C'est le terme qui m'est venu à l'esprit: voir dans ce qui rassemble les gens autour de certaines pratiques paranormales comme une sorte de production narrative autonome. C'est parce que je suis seul, confronté à moi même que je peux éprouver les limites de mes propres croyances. Tant que rien de viendra perturber mon tissage personnel, je peux rester confortablement acteur/spectateur de ma propre déréalisation.
Cela peut aussi fonctionner en groupe, l'image est sauve si tout les participants s'accordent à y croire, comme au cinéma. Le nombre peu même alors garantir une pleine existence de l'image et la renforcer dans sa presque fixation au réel.
Je note des témoignages très intéressant où lors d'une expérience de spiritisme de groupe, certains "nouveaux" était invitée à participer malgré leurs scepticismes. Alors l'esprit qui s'est manifesté lors de cette séance a montré une grande hostilité envers ces personnes, comme si ils représentaient une menace. C'est l'image qui parle donc.
Finalement, le rapport au vrai et au faux n'est pas plus problématique ici qu'à travers des idéologies politiques extrêmes. Le fait est que dans la recherche d'une reconnaissance et de légitimité, la plus part de ses pratiques occultes se sont ostracisées. Je pense que cela n'a plus aucune différence, c'est une façon d'inscrire la vérité, un repère, sur le réel: un raciste, un idéaliste et un religieux sont autant de personnes qui vivent selon des repères qu'ils se sont eux-même fixé. Évidement, il s'agit de construction sociale et morale différentes dont les racines remontent très loin. Mais au final, il s'agit bien de définir des valeurs, selon un cadre qui est la démocratie. (enfin on aimerait croire)
Le spiritisme et le surnaturel (=tout ce qui a un rapport au divin) sont une branche du Xisme ou du moins, ils partagent les mêmes valeurs= amour, pureté, repentance...et son opposé bien sur.
De l'autre coté on a le psi (=phénomène encore non expliqué par la science: télékinésie, clair voyance, télépathie...) qui posent une approche scientifique où la question de la vérité est au coeur des valeurs (d'où l'apparition des charlatans) comme= le progrès, le surhomme, l'évolution.

03/02/2010

Faire les valises et regarder en arrière

Et en arrière je retrouve ce texte, proposition pour une résidence à la Schloss Solitude.

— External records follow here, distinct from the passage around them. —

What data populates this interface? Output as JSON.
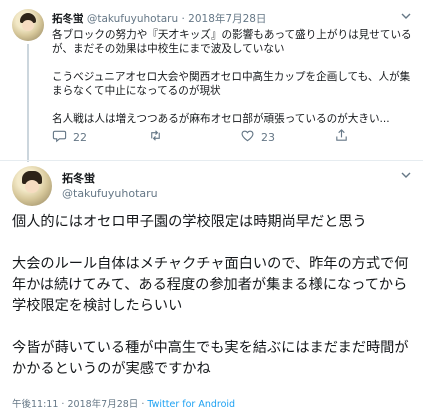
{
  "reply_tweet": {
    "display_name": "拓冬蛍",
    "handle": "@takufuyuhotaru",
    "separator": "·",
    "date": "2018年7月28日",
    "paragraphs": [
      "各ブロックの努力や『天才キッズ』の影響もあって盛り上がりは見せているが、まだその効果は中校生にまで波及していない",
      "こうべジュニアオセロ大会や関西オセロ中高生カップを企画しても、人が集まらなくて中止になってるのが現状",
      "名人戦は人は増えつつあるが麻布オセロ部が頑張っているのが大きい..."
    ],
    "actions": {
      "reply_count": "22",
      "retweet_count": "",
      "like_count": "23",
      "share_label": ""
    }
  },
  "main_tweet": {
    "display_name": "拓冬蛍",
    "handle": "@takufuyuhotaru",
    "paragraphs": [
      "個人的にはオセロ甲子園の学校限定は時期尚早だと思う",
      "大会のルール自体はメチャクチャ面白いので、昨年の方式で何年かは続けてみて、ある程度の参加者が集まる様になってから学校限定を検討したらいい",
      "今皆が蒔いている種が中高生でも実を結ぶにはまだまだ時間がかかるというのが実感ですかね"
    ],
    "time": "午後11:11",
    "separator": "·",
    "date": "2018年7月28日",
    "source": "Twitter for Android"
  },
  "colors": {
    "text": "#14171a",
    "secondary": "#657786",
    "divider": "#e6ecf0",
    "link": "#1da1f2"
  },
  "icons": [
    "avatar",
    "chevron-down-icon",
    "reply-icon",
    "retweet-icon",
    "like-icon",
    "share-icon"
  ]
}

Je place l’expérience et la recherche au centre de mon activité artistique. Je conçoit ce projet dans une dynamique de recherche où il s’agit de voir comment les pratiques pensent. Le doute et l’erreur sont nécessaire à la recherche car celle-ci ne doit pas être jugé en terme d’échec ou de réussite , son résultat est essentiellement quelque chose d’inconnu. Cette démarche fait écho aux recherches scientifiques sur les phénomènes paranormaux et leurs mythologies (NASA...) mais je m’affranchis d’une quête de la vérité.
Je veux contaminer mon travail par les effets pervers de l’irrationnel, du mystique et de occulte. Il s’agit avant tout, de refuser la prise de distance du scientifique par rapport à son sujet de recherche. Je dois faire parti du jeu et éprouver mes propres limites.

Le paranormal est un langage qui joue avec le visible et le régime de la vérité. Je veux le jouer dans le contexte même de la résidence. La communauté des résidents et le dynamisme qu’elle offre sont une occasion d’engager un public, de se confronter à lui. Je veux utiliser la résidence comme champ d’expérimentation, de support ou bien de rejet à un événement, à un jeu, à un objet mystérieux.

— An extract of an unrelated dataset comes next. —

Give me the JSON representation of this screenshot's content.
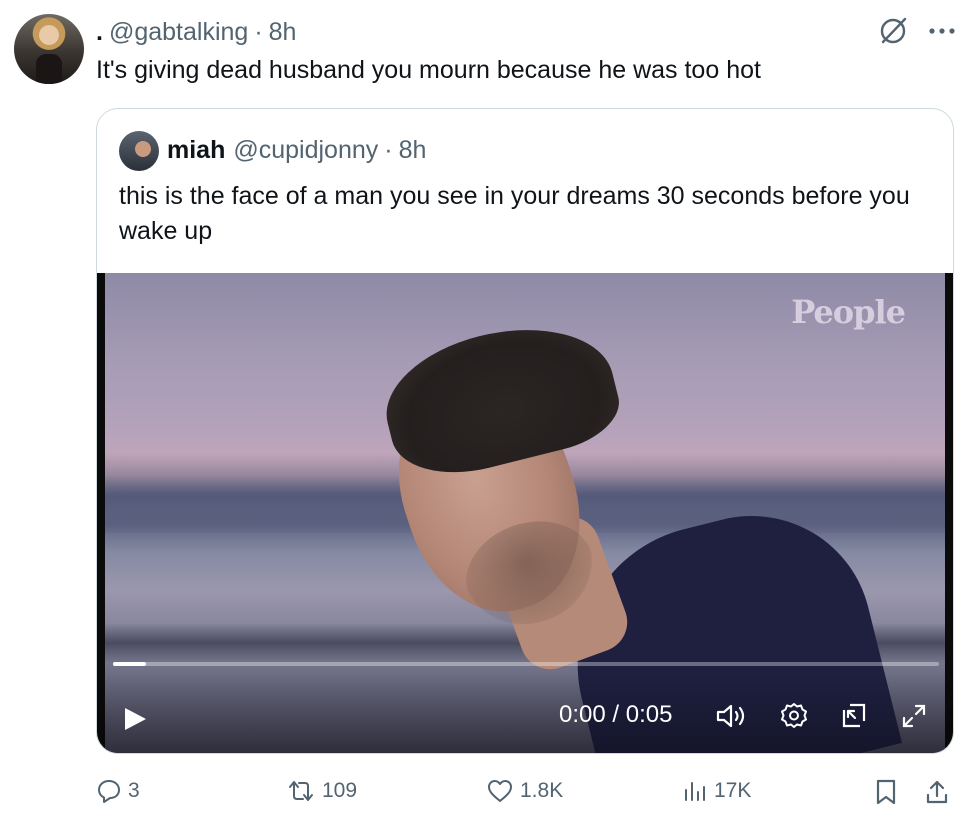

La forme finale n’est pas connu et ne le sera peut-être jamais. Je pense donc à une forme première, un point de départ, une vague idée de courtes animations représentant des phénomènes paranormaux comme la téléportation, la télékinésie, la lévitation, ou encore la transcommunication instrumentale. Le surnaturel s’inscrit dans le dessin animé comme un témoignage qui ne se souci pas de soutenir une notion de vérité, de réel.

Je veux dépasser la dialectique du vrai et du faux. Ces témoignages dans leurs limites peuvent fonder un rapport au réel à partir de ce qui nous affecte, comme si l’irruption du paranormal, dans nos quotidiens dénués de mystère, venait nous révéler sans tromper notre vigilance une trace sensible, une présence.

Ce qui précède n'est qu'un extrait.